My journey in clinical medicine was shaped by a year in the Johns Hopkins School of Public Health, and later at the US Centers for Disease Control. I qualified as both an internist (caring for individuals) and an epidemiologist (caring for communities). However, as I attempted to integrate these two approaches to health during our years in mission in Ethiopia, I discovered powerful forces that were keeping them apart.
This blog explores some of these forces, with the hope that we can better integrate them for the sake of the flourishing of all. There is practical atheism (secularism) at both extremes; both medical work and community work can become endpoints in themselves. Both can strip out meaning and purpose, especially the purposes of God for health and salvation. Ultimately, only a Biblical vision of the Kingdom of God will harness these powerful tools for an integrated approach to health.
What forces keep hospital and community healthcare mission efforts apart?
- Hospitals have become increasingly specialized and technical since the dawn of scientific medicine in the mid-1800s, while community healthcare is not as technical.
- The complexity and cost of hospital care were the drivers behind the efforts of Christian missions at Tubingen, Germany, to ask whether it was realistic to continue to support them; community healthcare efforts are often of shorter duration and, in theory, simpler.
- Well-meaning efforts by the Christian Medical Commission (World Council of Churches) and the WHO in the 1970s began to emphasize the church’s role in healthcare; unfortunately, this led to hospitals being labeled as “disease palaces.”
- The culture of medicine is more “top-down” and service-oriented, while community (or primary) health is more “bottom-up” or developmental. One emphasizes the individual and the other the group.
- Skills needed for medical care are very different from those required for community health.
- Each of these ministries – hospital or community – can become an idol, or an end in itself.
- Hospitals value compassion, while primary or community health efforts tend to value justice. It is challenging to marry compassion and justice (especially without a gospel mindset).
What brings hospital and community healthcare efforts together?
- A Biblical perspective values both individual and community health. To be fully human means that we fulfill the purpose for which we were created. That means we are healthy when we live under God for the sake of both individuals and the community.

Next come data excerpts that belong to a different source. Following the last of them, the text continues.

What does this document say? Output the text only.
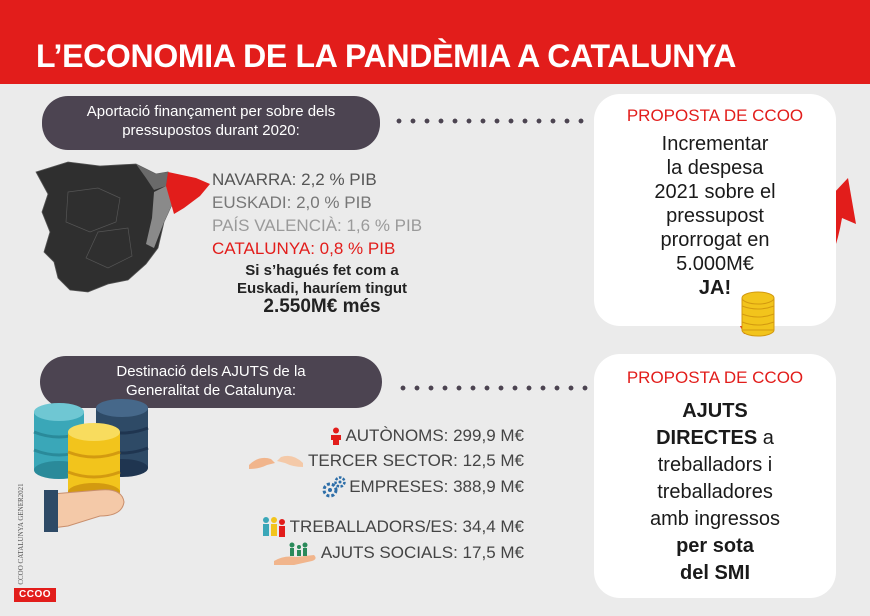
L’ECONOMIA DE LA PANDÈMIA A CATALUNYA
Aportació finançament per sobre dels
pressupostos durant 2020:
NAVARRA: 2,2 % PIB
EUSKADI: 2,0 % PIB
PAÍS VALENCIÀ: 1,6 % PIB
CATALUNYA: 0,8 % PIB
Si s’hagués fet com a
Euskadi, hauríem tingut
2.550M€ més
PROPOSTA DE CCOO
Incrementar
la despesa
2021 sobre el
pressupost
prorrogat en
5.000M€
JA!
Destinació dels AJUTS de la
Generalitat de Catalunya:
AUTÒNOMS: 299,9 M€
TERCER SECTOR: 12,5 M€
EMPRESES: 388,9 M€
TREBALLADORS/ES: 34,4 M€
AJUTS SOCIALS: 17,5 M€
PROPOSTA DE CCOO
AJUTS
DIRECTES a
treballadors i
treballadores
amb ingressos
per sota
del SMI
CCOO CATALUNYA GENER2021
CCOO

- Early Christians ministered to the sick in the community during epidemics, burdened by the spiritual and physical needs of the dying. This led to the birth of the modern hospital by Christians in the fourth century. The historical record of the church’s role in health demonstrates both individual and group care.
- God is glorified and Christ’s kingdom is advanced as human beings find wholeness in community. That community may start in either the hospital or outside but extends across the threshold of the hospital. The people in the “community,” of course, also come to the hospital!

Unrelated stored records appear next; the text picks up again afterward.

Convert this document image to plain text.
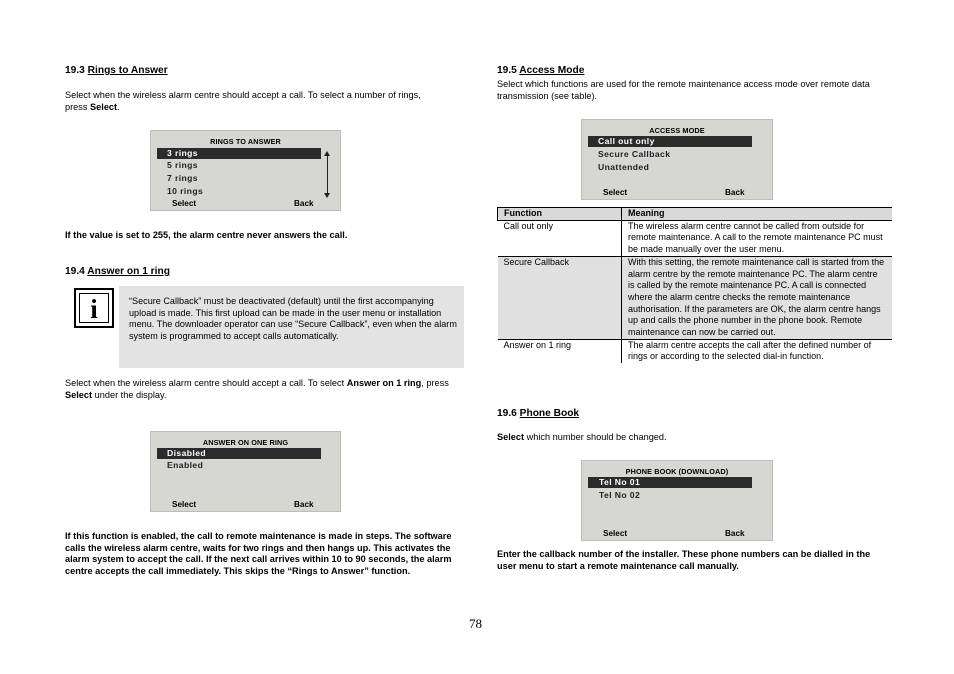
19.3 Rings to Answer
Select when the wireless alarm centre should accept a call. To select a number of rings, press Select.
RINGS TO ANSWER
3 rings
5 rings
7 rings
10 rings
Select	Back
If the value is set to 255, the alarm centre never answers the call.
19.4 Answer on 1 ring
i	“Secure Callback” must be deactivated (default) until the first accompanying upload is made. This first upload can be made in the user menu or installation menu. The downloader operator can use “Secure Callback”, even when the alarm system is programmed to accept calls automatically.
Select when the wireless alarm centre should accept a call. To select Answer on 1 ring, press Select under the display.
ANSWER ON ONE RING
Disabled
Enabled
Select	Back
If this function is enabled, the call to remote maintenance is made in steps. The software calls the wireless alarm centre, waits for two rings and then hangs up. This activates the alarm system to accept the call. If the next call arrives within 10 to 90 seconds, the alarm centre accepts the call immediately. This skips the “Rings to Answer” function.
19.5 Access Mode
Select which functions are used for the remote maintenance access mode over remote data transmission (see table).
ACCESS MODE
Call out only
Secure Callback
Unattended
Select	Back
Function	Meaning
Call out only	The wireless alarm centre cannot be called from outside for remote maintenance. A call to the remote maintenance PC must be made manually over the user menu.
Secure Callback	With this setting, the remote maintenance call is started from the alarm centre by the remote maintenance PC. The alarm centre is called by the remote maintenance PC. A call is connected where the alarm centre checks the remote maintenance authorisation. If the parameters are OK, the alarm centre hangs up and calls the phone number in the phone book. Remote maintenance can now be carried out.
Answer on 1 ring	The alarm centre accepts the call after the defined number of rings or according to the selected dial-in function.
19.6 Phone Book
Select which number should be changed.
PHONE BOOK (DOWNLOAD)
Tel No 01
Tel No 02
Select	Back
Enter the callback number of the installer. These phone numbers can be dialled in the user menu to start a remote maintenance call manually.
78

- “Covenant also reminds us that full and complete humanity is found in community; humanity as a whole is the image of God in creation and redemption.” [Reformed Dogmatics, by Herman Bavinck, 2011]
- Modern mission history provides numerous examples of early pioneers who worked tirelessly to treat patients in hospitals or clinics, while also training and promoting health in the community (e.g., leprosy care, TB and HIV care, primary healthcare, etc.).
How can we avoid an “either-or” approach to healthcare?
- In Theology of Health, Dr. Tyler VanderWeel reminds us of “the critical role of community in healing.” In many ways, healing occurs in community.
- Institutional healthcare is not a broad enough goal; neither is community healthcare. We need a vision of transformation and healing of both the individual and the community.
- Let’s build the work of mission on solid theology, especially a sound understanding of the gospel. This means evangelism (declaring the work of God in Christ), discipleship (building others up in Christ) and church planting (establishing groups of disciples) all have an orientation both upwards to God and outwards to the community.
- Establish leadership for the challenges in medical or healthcare mission. Leaders do not just focus on today but look for what God is doing and follow him, building partnerships with others in the process
- Change our Western mission structures to better integrate healthcare (both individual and community) with other mission efforts such as evangelistic outreach, Biblical training, justice advocacy, etc. The structures must allow for non-Western medical and non-medical workers to work together on health in the broadest sense (not just health of the body but health of the person and community).
- Become counter-cultural as we confront the idolatry of secular modern mindsets, especially those we find in modern medicine.